Building a Visual AI Agent for Video Search and Summarization

The NVIDIA AI Blueprint for Video Search and Summarization accelerates the development of visual AI agents by providing a recipe for long-form video understanding using VLMs, LLMs, and the latest RAG techniques. This blueprint is powered by NVIDIA NIM, a set of microservices that includes industry-standard APIs, domain-specific code, optimized inference engines, and enterprise runtime.

Components of the Blueprint

The blueprint consists of the following components:

  • Stream handler: Manages the interaction and synchronization with other components, such as NeMo Guardrails, CA-RAG, the VLM pipeline, chunking, and the Milvus Vector DB.
  • NeMo Guardrails: Filters out invalid user prompts.
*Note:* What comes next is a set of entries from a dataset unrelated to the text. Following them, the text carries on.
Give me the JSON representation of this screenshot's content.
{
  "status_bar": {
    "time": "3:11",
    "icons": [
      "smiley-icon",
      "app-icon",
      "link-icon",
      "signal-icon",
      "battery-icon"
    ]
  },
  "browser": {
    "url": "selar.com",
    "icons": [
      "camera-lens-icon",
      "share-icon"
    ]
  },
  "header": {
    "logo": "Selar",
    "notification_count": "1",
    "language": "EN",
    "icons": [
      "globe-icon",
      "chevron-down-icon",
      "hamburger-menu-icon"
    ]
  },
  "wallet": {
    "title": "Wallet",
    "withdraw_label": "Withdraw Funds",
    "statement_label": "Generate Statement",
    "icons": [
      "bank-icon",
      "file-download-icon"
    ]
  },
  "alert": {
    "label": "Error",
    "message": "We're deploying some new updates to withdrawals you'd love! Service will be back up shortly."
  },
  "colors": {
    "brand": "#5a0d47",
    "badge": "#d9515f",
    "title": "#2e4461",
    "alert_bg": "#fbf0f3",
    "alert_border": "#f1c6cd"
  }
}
It makes use of the REST API of an LLM NIM microservice.
  • VLM pipeline: Decodes video chunks generated by the stream handler, generates embeddings for the video chunks using an NVIDIA Tensor RT-based visual encoder model, and then uses a VLM to generate per-chunk responses for the user query. It is based on the NVIDIA DeepStream SDK.
  • VectorDB: Stores the intermediate per-chunk VLM response.
  • CA-RAG module: Extracts useful information from the per-chunk VLM response and aggregates it to generate a single unified summary. CA-RAG (Context-Aware-Retrieval-Augmented Generation) uses the REST API of an LLM NIM microservice.
  • Graph-RAG module: Captures the complex relationships present in the video and stores important information in a graph database as sets of nodes and edges. This is then queried by an LLM for interactive Q&A.
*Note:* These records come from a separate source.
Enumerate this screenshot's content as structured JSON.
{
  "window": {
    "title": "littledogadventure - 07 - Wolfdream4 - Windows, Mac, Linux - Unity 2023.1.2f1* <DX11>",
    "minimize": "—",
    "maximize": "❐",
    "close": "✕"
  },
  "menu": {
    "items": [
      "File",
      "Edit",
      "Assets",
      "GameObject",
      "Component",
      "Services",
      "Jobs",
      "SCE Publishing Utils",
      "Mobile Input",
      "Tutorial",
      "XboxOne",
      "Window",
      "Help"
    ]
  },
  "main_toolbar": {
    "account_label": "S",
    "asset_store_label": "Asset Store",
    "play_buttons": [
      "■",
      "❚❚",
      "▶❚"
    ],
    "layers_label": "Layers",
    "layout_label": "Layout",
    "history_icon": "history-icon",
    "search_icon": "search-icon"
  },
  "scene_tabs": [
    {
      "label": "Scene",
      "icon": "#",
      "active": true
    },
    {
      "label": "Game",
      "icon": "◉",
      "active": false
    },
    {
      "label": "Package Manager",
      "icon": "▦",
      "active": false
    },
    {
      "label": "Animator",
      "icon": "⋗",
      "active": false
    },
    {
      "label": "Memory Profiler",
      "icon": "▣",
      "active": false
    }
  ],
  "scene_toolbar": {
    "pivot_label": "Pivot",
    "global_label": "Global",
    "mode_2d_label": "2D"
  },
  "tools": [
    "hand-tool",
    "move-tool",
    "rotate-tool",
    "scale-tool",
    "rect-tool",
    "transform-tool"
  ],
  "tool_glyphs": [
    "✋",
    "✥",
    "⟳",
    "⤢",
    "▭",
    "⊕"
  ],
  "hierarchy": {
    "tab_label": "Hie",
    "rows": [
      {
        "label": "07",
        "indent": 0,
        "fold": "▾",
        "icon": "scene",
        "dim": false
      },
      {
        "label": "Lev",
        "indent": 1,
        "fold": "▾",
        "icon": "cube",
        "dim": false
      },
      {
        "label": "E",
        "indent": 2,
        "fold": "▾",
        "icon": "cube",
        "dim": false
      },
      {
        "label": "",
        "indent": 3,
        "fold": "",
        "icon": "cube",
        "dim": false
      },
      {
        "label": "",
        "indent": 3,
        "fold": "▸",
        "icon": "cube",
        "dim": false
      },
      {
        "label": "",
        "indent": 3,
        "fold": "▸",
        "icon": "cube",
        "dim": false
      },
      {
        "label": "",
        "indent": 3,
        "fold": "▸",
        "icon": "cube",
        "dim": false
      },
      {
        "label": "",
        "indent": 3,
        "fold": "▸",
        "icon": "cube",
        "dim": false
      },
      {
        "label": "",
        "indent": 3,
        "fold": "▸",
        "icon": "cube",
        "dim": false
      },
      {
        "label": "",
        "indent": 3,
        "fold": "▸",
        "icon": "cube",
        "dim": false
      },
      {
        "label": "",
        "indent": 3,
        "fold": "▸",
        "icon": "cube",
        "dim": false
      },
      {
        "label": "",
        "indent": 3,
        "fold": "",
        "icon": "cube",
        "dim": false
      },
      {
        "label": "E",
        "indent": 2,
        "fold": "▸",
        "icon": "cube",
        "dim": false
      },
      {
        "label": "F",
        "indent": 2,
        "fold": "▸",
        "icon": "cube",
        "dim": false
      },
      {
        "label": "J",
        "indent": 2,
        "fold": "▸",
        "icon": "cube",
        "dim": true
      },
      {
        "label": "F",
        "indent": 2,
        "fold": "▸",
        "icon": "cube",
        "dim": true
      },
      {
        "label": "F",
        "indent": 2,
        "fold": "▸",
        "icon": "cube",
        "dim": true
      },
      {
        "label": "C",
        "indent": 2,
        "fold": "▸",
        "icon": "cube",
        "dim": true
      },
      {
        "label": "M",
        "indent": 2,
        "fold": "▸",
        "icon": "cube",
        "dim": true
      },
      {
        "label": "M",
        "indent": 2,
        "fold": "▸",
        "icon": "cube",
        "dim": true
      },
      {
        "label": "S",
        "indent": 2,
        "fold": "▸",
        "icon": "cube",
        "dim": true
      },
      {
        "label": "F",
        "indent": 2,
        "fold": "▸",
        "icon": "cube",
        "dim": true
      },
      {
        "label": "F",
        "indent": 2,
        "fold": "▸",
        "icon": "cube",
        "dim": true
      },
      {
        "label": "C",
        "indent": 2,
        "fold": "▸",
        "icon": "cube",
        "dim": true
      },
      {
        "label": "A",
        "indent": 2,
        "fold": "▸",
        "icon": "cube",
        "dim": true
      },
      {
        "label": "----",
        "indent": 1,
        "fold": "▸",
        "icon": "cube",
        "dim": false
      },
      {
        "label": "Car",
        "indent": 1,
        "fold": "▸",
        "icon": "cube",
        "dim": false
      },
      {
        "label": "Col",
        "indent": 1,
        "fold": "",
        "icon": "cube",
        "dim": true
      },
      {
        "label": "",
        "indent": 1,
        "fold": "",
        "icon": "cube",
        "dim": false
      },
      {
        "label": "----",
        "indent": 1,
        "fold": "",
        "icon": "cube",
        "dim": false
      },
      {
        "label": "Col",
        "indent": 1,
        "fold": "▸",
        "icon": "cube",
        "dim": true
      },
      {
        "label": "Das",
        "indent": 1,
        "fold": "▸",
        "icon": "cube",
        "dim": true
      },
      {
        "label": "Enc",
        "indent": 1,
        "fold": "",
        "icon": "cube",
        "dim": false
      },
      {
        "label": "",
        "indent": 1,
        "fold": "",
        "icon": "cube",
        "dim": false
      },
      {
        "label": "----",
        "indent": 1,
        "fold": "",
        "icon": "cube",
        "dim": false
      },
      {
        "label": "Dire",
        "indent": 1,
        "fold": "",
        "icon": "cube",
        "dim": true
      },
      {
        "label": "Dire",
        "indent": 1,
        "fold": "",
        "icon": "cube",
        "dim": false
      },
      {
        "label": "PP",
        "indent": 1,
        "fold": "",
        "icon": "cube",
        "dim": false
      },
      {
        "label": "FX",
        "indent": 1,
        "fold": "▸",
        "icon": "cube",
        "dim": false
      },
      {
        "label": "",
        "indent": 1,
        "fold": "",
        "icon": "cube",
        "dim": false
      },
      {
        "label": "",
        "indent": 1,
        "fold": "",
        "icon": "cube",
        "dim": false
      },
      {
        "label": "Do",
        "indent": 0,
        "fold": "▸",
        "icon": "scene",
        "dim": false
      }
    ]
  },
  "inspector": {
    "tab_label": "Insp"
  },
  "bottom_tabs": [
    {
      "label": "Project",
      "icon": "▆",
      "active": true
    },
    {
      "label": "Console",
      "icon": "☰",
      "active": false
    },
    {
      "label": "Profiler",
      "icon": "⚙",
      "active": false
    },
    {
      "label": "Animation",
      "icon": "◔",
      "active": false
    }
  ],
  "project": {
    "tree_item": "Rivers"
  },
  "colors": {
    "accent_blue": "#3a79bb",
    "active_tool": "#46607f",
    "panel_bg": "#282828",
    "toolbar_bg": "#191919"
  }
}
Video Ingestion and Retrieval Pipeline

To summarize a video or perform Q&A, a comprehensive index of the video must be built that captures all the important information. This is done by combining VLMs and LLMs to produce dense captions and metadata to build a knowledge graph of the video. This video ingestion pipeline is GPU-accelerated and scales with more GPUs to lower processing time.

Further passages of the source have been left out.